Unfortunately, the Church of Scotland has proved to be less ambitious. A plea for the Kirk to divest its holdings in oil and gas companies was rejected at this year’s General Assembly. Instead, delegates voted to keep existing investments in fossil fuel companies, so the Church could retain “a seat at the table” in the hope of persuading companies to “align” with the Paris accords.

In contrast, the Church of England has put its money where its conscience is and threatened to take its cash out if the oil companies don’t comply. The Kirk’s decision is more vague – some would say more mealy-mouthed. In retaliation, some local kirks have withdrawn their money from the Kirk’s national investment trust, which oversees holding worth nearly £500 billion.

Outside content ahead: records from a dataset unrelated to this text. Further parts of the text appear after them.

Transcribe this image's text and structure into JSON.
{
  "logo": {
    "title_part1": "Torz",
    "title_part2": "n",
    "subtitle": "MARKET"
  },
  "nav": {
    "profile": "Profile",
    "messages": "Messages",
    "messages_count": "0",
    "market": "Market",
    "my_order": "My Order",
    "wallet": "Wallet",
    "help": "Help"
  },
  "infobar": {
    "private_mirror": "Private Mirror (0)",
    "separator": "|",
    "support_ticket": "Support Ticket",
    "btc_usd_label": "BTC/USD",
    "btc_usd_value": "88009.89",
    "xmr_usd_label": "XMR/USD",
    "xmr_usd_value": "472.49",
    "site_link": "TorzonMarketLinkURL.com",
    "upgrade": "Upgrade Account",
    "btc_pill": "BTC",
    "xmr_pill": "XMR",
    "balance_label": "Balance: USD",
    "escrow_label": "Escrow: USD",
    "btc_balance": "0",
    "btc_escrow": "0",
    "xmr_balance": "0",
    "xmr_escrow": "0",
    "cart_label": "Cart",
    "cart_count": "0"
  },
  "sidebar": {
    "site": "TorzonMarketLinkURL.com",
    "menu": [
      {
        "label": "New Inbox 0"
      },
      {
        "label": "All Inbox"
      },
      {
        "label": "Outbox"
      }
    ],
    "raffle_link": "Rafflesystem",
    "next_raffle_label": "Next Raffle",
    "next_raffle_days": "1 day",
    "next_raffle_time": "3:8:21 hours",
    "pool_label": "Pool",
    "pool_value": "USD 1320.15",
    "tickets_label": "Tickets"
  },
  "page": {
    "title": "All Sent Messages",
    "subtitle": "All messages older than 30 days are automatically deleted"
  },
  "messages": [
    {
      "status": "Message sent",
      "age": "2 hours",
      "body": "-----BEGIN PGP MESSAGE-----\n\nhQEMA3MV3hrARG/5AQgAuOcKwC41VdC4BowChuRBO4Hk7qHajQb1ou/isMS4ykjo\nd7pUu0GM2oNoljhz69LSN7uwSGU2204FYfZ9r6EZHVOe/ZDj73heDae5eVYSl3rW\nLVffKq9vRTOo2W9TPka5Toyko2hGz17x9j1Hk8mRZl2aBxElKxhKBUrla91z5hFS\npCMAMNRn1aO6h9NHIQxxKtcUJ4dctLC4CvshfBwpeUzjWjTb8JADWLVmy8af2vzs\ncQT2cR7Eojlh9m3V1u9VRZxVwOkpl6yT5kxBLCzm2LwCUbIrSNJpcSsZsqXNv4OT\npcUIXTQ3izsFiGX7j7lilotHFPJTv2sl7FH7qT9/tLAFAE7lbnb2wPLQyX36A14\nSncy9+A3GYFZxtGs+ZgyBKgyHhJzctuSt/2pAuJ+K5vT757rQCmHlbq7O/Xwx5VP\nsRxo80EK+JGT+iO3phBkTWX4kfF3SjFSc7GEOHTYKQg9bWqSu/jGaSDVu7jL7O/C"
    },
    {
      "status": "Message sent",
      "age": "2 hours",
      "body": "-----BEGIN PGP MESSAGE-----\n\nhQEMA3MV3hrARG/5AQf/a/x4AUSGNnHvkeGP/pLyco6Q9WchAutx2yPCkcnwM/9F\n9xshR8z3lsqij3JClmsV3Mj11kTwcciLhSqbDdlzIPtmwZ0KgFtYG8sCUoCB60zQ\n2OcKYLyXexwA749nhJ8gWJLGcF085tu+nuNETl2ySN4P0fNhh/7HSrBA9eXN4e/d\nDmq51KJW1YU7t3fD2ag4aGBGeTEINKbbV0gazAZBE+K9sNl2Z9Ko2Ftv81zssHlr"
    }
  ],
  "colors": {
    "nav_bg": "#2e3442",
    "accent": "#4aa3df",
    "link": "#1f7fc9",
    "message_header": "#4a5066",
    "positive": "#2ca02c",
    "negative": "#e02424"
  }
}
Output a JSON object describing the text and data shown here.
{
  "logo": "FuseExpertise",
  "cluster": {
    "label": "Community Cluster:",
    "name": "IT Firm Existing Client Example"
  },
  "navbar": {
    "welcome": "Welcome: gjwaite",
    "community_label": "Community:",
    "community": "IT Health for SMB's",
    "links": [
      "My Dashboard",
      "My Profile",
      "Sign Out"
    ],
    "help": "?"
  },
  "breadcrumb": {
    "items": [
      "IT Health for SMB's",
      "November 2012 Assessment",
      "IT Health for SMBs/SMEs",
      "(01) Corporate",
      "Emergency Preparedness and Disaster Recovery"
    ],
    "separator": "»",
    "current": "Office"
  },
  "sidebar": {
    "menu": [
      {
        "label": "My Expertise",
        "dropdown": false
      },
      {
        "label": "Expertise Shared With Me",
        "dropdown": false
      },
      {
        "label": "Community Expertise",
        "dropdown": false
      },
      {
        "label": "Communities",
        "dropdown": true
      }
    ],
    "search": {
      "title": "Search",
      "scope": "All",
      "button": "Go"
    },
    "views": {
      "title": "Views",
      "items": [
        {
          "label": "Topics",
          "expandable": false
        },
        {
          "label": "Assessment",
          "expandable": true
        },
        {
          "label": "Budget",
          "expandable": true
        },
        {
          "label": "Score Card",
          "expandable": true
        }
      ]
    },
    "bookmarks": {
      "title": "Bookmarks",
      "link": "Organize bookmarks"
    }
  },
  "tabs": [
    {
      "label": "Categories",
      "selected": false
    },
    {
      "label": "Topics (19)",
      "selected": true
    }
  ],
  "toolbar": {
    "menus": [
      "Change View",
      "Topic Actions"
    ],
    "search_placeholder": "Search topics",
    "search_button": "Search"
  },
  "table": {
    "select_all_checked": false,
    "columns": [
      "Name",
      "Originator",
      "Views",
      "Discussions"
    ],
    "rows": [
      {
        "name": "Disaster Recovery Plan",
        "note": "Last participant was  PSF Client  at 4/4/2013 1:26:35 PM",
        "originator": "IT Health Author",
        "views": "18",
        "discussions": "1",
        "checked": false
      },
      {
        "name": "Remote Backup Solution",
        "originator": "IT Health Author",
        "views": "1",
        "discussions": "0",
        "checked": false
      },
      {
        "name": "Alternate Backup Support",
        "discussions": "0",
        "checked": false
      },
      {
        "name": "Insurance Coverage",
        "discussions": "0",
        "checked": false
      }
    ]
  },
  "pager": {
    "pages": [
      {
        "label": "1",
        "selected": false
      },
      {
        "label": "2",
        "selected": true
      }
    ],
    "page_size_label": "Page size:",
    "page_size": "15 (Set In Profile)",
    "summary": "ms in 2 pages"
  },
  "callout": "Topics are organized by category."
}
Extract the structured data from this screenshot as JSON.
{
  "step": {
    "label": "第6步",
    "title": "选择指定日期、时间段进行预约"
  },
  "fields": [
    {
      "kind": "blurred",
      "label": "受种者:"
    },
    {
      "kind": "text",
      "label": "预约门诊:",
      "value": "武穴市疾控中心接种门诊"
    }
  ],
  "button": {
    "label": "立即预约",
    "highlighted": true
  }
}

The Christian church began 2000 years ago as a revolutionary movement among the very poorest in the Roman world. Initially, it even practised a primitive communism, holding goods in common and sharing everything. The Church’s earliest writings are filled with significant references to the poor as being at the heart of the faith, not just subjects for charity. Luke’s version of Jesus’s Sermon on the Mount is graphically clear: “Blessed are the poor, for yours is the kingdom of God.” Unfortunately, Matthew’s politically sanitised version displaces this promise from the street to the sky: “Blessed are the poor in spirit, for theirs is the kingdom of heaven.”

At heart, the battle over church funds is a conflict between establishment interests and those social forces seeking a return to the imperatives of that first Christianity. On one side lies a conservative vision of organised religion which sees the capitalist economy as something separate from moral questions – indeed, who think capitalism is moral. On the other side, are those who realise – even if through dark glasses – that neoliberal finance capitalism is the very mechanism that condemns millions to poverty and the grip of the Wongas and Amazons of this world. It’s time to go beyond shareholder activism. It’s time to throw the money-changers out of the temple itself.